Endoscopic improvement after steroid therapy was observed in 71% of patients, 79% had symptomatic improvement, and 57% responded histologically (<15 eosinophils/high-power field). After adjusting for age, allergic disease and baseline eosinophil count, baseline esophageal dilation predicted nonresponse to steroid therapy (OR=2.9; 95% CI, 1.4-6.3), and abdominal pain at presentation predicted steroid-response (nonresponse; OR=0.31; 95% CI, 0.12-0.83). Higher levels of tryptase (P=.04) and eotaxin-3 (P=.02) also predicted steroid response.
Evan S. Dellon
“While the majority of patients benefited from topical steroid therapy, nonresponse was common,” the researchers concluded. “There were few clinical, endoscopic, or histologic predictors of nonresponse, but the need for dilation at baseline was a strong independent predictor.

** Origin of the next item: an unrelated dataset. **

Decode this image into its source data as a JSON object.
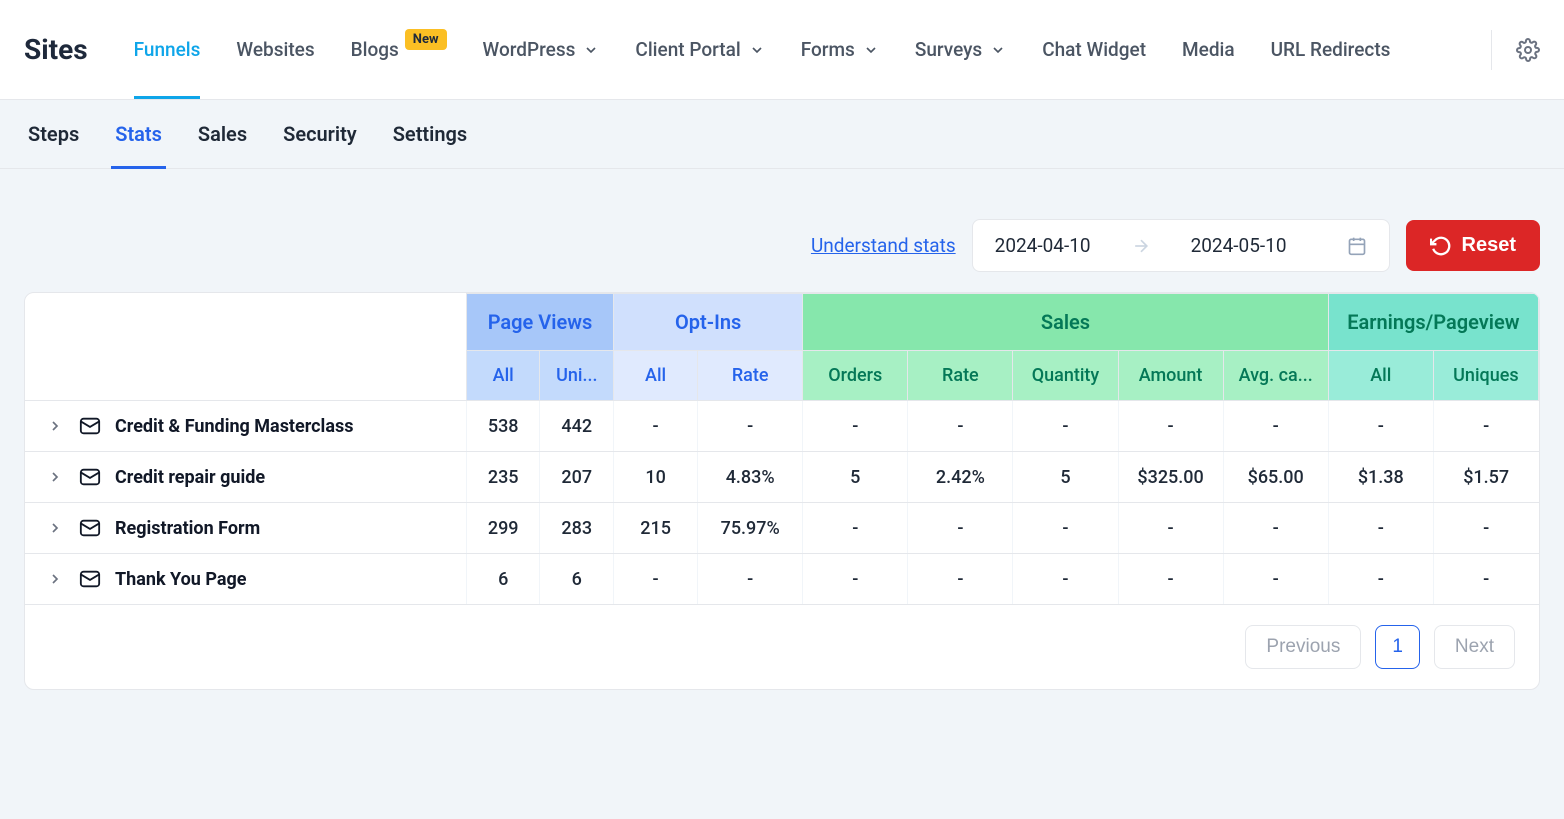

Additionally, high esophageal tissue levels of eotaxin-3 and mast cells at baseline predicted treatment response, but this intriguing finding requires prospective confirmation before it can be adopted clinically.”
Disclosure: Evan S. Dellon, MD, MPH, has received research funding from AstraZeneca and Meritage, and is a consultant for Aptalsis, Novartis, Receptos and Regeneron.